Now this could be funny. Taking aside the obvious issues of permission and legality taking out a house with a tree on purpose could be kinda cool. I bet the clean up would be awful tho......


----------



## EdenT (Dec 12, 2009)

Cleanup could be quickly achieved with a couple of gallons of gas, a match, and a bag of marshmallows. Please post video ASAP. :drool:


----------



## limbwalker54 (Dec 12, 2009)

Sounds like lawsuit....


----------



## Plasmech (Dec 12, 2009)

I'm not going to even entertain the thought of this unless I have paperwork from the actual land owner. And even then, I would not bomb into a house, it would be rigged.


----------



## 137buck (Dec 12, 2009)

about 6 years ago, i received a phone call from a guy who wanted a huge oak tree removed, so long story short, i show up to do the bid, this tree was huge, over hung power lines on one side, then it was over the house big time, the h.o. told me he just bought the house and he was going to tear it down so he could build a new one, told me to just bomb the house...but it was his tone that he had about the whole deal that made me think twice about it...he thought it was a simple notch and flop job...but i told him other wise and bid it high, and he found some other fly by night outfit to do it...and from what i heard it was a hugh mess afterward with the clean up.


----------



## forestryworks (Dec 12, 2009)

sounds pretty fishy


----------



## treeslayer (Dec 14, 2009)

If you own anything of value, STAY AWAY from this one. 
Abandoned houses have value, deeds, notes, foreclosures, history, family ties and feuds.

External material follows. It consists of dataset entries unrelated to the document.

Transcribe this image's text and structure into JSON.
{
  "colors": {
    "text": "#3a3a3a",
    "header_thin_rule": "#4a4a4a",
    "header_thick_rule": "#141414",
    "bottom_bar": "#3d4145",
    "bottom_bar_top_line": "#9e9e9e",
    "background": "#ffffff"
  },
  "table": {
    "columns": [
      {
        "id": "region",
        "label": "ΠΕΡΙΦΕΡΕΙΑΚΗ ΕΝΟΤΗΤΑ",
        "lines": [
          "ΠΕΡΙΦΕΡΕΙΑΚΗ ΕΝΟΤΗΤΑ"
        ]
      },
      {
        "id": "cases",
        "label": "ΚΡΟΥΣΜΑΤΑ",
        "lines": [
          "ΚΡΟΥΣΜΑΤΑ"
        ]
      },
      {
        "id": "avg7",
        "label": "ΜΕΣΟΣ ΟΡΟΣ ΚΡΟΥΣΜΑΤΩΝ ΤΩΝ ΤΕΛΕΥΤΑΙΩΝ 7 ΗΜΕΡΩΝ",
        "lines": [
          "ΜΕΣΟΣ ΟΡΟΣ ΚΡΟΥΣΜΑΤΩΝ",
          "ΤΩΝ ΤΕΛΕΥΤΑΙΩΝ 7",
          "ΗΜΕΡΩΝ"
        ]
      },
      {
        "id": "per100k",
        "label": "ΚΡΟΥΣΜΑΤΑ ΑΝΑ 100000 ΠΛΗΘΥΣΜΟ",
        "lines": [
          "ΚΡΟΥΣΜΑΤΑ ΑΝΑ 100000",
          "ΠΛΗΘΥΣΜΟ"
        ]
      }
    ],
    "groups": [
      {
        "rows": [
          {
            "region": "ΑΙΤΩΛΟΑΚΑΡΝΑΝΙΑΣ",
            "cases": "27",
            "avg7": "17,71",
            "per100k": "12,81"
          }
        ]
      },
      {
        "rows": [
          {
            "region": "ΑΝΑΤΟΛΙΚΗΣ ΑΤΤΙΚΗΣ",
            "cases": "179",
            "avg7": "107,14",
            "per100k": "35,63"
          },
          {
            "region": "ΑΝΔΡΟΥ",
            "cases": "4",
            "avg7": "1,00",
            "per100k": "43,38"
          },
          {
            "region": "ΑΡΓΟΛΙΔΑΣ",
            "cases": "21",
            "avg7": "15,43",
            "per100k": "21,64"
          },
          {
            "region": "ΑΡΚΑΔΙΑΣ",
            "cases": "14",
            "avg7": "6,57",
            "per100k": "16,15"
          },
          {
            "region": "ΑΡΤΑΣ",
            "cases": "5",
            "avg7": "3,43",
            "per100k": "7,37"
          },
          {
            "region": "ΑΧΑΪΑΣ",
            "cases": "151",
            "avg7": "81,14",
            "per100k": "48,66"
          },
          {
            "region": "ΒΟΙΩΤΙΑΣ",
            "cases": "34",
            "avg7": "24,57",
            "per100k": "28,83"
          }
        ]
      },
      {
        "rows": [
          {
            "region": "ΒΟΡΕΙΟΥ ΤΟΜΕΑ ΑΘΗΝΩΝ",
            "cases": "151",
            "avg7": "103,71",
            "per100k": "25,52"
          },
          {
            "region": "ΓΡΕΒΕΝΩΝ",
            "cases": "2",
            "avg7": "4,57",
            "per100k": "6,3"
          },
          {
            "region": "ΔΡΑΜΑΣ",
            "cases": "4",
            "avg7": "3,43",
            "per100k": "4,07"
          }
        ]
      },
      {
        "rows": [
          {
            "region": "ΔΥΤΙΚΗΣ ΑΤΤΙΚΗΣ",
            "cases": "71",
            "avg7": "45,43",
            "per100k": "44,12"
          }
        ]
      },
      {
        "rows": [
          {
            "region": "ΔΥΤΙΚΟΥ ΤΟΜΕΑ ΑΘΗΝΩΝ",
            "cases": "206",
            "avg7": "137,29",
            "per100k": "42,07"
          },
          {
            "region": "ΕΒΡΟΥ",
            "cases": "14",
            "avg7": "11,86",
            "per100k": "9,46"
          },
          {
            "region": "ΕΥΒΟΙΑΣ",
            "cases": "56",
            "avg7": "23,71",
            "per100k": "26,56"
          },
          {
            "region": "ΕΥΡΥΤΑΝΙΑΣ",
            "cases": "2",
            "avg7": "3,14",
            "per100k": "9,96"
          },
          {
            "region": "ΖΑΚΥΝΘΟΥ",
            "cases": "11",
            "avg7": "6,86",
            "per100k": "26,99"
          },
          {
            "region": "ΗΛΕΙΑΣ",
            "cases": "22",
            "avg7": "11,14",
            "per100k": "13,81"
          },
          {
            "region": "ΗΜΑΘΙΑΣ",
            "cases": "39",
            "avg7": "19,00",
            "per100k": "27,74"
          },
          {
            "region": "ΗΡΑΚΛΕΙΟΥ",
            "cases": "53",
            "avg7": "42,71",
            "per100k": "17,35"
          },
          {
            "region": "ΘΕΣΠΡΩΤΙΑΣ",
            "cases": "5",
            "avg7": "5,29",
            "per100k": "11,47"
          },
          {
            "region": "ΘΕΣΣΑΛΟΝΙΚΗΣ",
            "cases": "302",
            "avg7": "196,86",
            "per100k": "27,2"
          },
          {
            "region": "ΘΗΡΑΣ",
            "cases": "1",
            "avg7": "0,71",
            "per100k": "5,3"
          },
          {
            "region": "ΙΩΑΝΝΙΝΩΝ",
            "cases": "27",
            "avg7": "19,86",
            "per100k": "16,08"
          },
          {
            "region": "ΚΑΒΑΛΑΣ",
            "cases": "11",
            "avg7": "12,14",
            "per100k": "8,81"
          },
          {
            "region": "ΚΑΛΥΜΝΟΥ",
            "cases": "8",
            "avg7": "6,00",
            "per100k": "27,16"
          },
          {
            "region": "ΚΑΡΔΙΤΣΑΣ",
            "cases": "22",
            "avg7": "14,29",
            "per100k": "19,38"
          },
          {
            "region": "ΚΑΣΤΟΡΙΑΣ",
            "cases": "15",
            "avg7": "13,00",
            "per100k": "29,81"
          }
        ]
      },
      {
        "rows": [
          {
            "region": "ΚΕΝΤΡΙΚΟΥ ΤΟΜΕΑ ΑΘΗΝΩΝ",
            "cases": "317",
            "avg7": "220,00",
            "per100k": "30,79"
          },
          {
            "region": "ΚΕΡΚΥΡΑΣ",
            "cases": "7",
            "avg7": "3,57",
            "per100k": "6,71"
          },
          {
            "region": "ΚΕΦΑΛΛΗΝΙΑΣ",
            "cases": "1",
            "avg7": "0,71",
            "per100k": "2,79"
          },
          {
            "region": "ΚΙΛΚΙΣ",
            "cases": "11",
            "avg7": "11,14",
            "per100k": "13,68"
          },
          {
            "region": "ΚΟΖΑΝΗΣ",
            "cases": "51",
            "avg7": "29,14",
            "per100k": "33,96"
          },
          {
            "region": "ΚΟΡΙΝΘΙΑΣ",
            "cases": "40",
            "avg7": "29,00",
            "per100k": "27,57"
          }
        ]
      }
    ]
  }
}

one more word should suffice.

LAWYERS. :censored:


----------



## randyg (Dec 14, 2009)

How about getting paid first, making sure the check clears the bank, and then doing the job at night so nobody gets any pics of you? Seriously, I had one guy call saying he was tearing down this little cabin and wanted me to piece down large maple on top. Told him would be lot more work for cleanup, and to call me back when cabin was gone. Said he would get someone else to do it. Cabin gone for year now, tree still there. I think he was thinking insurance scam. No takers :-]

My guess is your guy has no authority, just wishful thinking. Don't even consider it.


----------